I know. I never thought I would type that sentence either. But even more than that when Parfait asked me how I was yesterday I was brave enough to even say it out loud, "I'm happy." I've been debating whether or not to even type this post. It seems that happiness is usually the death of blogs, who wants to read about being happy? Apparently you do, since you're reading this. Or you don't, because you couldn't even get through the first three sentences.
It's kind of hard for me to admit being happy. I fear that the moment I say it I'll discover that I wasn't actually happy, just tricking myself into thinking so, and everything will come crashing down. Or that I'll ask myself why I'm happy and then become unhappy when I can't think of any specific reason to be happy. But now I think that's stupid. I don't have any reason to be happy, I just am and that's that.
But I can tell you what's aided me in not being unhappy.
This book:
Seriously. If I had a highlighter with me while reading I'd practically be highlighting the entire book.
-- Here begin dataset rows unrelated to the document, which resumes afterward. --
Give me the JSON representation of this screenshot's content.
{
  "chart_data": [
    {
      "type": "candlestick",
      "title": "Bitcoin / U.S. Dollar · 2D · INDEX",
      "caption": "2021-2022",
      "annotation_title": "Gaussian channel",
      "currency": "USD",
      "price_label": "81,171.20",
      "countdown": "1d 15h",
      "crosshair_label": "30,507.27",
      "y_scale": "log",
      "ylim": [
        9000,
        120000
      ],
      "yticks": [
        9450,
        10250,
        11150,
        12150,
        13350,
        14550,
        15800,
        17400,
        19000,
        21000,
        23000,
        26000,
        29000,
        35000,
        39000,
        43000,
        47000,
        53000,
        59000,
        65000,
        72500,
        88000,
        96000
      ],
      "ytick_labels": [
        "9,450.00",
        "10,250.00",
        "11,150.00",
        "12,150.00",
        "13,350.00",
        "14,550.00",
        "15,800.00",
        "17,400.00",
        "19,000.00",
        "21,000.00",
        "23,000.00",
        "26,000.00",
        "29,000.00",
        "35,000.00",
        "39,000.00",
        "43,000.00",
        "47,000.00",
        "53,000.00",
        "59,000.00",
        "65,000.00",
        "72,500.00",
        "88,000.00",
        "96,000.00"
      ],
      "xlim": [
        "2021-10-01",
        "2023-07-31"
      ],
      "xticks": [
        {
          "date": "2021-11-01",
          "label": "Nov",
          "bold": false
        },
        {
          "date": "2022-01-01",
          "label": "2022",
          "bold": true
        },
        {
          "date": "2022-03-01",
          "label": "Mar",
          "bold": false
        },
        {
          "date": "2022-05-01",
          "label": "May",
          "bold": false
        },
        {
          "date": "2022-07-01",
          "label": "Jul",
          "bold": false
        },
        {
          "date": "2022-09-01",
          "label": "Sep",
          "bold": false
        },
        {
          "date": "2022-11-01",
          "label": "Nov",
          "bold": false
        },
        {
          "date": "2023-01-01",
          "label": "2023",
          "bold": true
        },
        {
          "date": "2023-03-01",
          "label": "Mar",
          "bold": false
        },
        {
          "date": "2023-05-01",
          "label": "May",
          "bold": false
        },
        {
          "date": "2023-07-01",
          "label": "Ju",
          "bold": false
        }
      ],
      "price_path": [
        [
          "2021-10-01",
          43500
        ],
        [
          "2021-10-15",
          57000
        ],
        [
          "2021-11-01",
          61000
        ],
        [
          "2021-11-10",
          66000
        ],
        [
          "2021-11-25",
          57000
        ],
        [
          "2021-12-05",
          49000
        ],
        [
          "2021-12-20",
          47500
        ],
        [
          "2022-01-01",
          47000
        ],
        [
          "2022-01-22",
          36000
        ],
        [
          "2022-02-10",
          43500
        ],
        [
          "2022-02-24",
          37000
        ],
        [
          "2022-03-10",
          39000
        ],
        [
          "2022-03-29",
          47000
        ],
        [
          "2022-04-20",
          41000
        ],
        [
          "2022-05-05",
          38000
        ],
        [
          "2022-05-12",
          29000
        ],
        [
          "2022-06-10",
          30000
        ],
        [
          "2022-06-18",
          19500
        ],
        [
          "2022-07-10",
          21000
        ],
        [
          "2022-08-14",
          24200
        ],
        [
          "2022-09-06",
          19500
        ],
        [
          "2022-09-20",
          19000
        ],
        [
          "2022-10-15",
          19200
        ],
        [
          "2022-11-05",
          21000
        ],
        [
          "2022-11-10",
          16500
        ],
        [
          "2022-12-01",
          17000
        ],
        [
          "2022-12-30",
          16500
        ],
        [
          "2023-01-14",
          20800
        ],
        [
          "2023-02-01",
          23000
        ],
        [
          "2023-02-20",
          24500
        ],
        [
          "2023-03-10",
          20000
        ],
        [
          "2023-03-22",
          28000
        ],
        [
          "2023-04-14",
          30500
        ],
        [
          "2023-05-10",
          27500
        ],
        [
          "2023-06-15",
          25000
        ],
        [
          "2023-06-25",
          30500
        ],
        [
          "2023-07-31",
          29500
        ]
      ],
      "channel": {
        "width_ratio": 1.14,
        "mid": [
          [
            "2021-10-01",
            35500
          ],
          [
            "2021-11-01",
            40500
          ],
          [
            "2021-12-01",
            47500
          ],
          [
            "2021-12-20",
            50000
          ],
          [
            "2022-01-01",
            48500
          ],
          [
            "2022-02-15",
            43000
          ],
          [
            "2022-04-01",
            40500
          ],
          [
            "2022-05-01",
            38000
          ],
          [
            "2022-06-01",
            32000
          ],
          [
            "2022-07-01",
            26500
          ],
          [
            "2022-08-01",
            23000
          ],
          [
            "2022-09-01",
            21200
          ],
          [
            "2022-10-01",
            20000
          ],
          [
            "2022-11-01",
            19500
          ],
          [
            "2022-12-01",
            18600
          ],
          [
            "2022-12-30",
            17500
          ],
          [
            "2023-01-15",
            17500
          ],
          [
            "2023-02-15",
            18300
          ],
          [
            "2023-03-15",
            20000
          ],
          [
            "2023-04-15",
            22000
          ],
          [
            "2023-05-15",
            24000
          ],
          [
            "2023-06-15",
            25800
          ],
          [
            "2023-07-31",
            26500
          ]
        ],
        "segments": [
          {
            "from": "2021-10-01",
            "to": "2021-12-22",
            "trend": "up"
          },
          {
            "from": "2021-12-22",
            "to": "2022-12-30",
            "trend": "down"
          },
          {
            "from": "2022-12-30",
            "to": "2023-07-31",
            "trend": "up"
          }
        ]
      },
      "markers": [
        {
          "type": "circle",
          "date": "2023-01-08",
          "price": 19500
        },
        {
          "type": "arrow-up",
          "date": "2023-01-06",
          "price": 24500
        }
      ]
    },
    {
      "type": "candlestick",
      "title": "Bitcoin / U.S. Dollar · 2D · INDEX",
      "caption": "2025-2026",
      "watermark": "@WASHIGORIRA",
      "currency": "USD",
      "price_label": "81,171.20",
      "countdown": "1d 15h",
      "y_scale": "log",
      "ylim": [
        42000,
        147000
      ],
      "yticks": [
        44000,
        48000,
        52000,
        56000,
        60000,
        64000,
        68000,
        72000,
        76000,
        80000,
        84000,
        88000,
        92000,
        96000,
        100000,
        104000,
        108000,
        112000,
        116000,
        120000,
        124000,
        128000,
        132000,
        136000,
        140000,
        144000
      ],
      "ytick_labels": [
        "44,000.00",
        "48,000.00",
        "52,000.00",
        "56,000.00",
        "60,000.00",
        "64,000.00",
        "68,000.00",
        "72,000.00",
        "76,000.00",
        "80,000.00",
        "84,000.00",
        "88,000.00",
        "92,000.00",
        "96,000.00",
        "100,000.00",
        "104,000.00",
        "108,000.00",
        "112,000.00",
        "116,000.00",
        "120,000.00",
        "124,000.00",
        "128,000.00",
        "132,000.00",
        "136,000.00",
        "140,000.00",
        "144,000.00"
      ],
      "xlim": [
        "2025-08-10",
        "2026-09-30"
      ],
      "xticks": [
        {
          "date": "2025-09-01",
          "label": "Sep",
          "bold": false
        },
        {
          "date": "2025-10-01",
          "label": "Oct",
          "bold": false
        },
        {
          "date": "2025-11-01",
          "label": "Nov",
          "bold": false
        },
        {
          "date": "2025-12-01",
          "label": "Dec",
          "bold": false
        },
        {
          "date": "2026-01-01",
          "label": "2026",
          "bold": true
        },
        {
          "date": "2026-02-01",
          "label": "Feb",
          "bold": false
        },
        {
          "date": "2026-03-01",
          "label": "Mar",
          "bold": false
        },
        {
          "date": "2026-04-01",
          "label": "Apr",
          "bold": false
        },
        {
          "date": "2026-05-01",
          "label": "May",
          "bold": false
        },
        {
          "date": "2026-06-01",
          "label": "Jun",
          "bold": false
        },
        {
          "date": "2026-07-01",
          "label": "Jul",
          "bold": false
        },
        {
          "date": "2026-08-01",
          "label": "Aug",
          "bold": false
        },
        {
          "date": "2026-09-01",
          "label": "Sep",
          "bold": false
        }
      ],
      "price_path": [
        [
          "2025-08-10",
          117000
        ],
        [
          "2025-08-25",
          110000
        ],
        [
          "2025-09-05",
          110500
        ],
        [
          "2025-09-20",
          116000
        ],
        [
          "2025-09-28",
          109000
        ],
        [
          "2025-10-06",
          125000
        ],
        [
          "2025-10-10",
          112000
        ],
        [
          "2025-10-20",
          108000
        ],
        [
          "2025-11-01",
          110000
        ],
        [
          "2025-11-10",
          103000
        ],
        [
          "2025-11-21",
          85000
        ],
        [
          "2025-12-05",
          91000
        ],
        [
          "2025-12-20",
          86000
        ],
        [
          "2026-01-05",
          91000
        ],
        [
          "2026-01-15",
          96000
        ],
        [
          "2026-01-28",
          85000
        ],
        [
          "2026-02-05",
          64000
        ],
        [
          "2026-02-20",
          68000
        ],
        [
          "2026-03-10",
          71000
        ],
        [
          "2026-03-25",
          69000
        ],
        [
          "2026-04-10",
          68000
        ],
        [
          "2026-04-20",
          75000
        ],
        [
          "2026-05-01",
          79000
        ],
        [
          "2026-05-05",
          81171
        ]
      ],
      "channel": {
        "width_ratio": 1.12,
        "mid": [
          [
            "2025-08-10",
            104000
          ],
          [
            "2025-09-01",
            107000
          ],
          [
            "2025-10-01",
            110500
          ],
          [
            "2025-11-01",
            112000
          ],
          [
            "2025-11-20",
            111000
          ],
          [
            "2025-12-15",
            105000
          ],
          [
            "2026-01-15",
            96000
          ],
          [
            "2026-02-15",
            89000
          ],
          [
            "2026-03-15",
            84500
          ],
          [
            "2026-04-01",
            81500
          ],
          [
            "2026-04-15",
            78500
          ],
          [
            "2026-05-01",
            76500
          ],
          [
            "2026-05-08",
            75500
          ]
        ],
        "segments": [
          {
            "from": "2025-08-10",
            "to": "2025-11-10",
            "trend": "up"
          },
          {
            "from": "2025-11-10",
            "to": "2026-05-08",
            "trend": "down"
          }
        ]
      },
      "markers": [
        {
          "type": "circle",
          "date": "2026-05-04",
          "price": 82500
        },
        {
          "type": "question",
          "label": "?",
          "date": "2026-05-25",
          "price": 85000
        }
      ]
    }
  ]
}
I was a little skeptical when I started it and it's only been like two weeks but really, it's powerful. Go buy it or ask to borrow it from me when I'm finished. But don't ask me to paraphrase, I've tried that and I suck at it.
And look at that. It's popular, by an New York Times best selling author, spiritual, part of Oprah's book club, all reasons why I would have avoided it or at least hid the fact that I was reading it. But now none of that matters.
2 comments:
You can add to your last paragraph that yesterday I was sitting next to a woman reading that very same book on the subway. And she was NOT happy...
wow- its like someone hijacked your blogger ID...
I have never been more interested in finding out what a book is about than i am right now.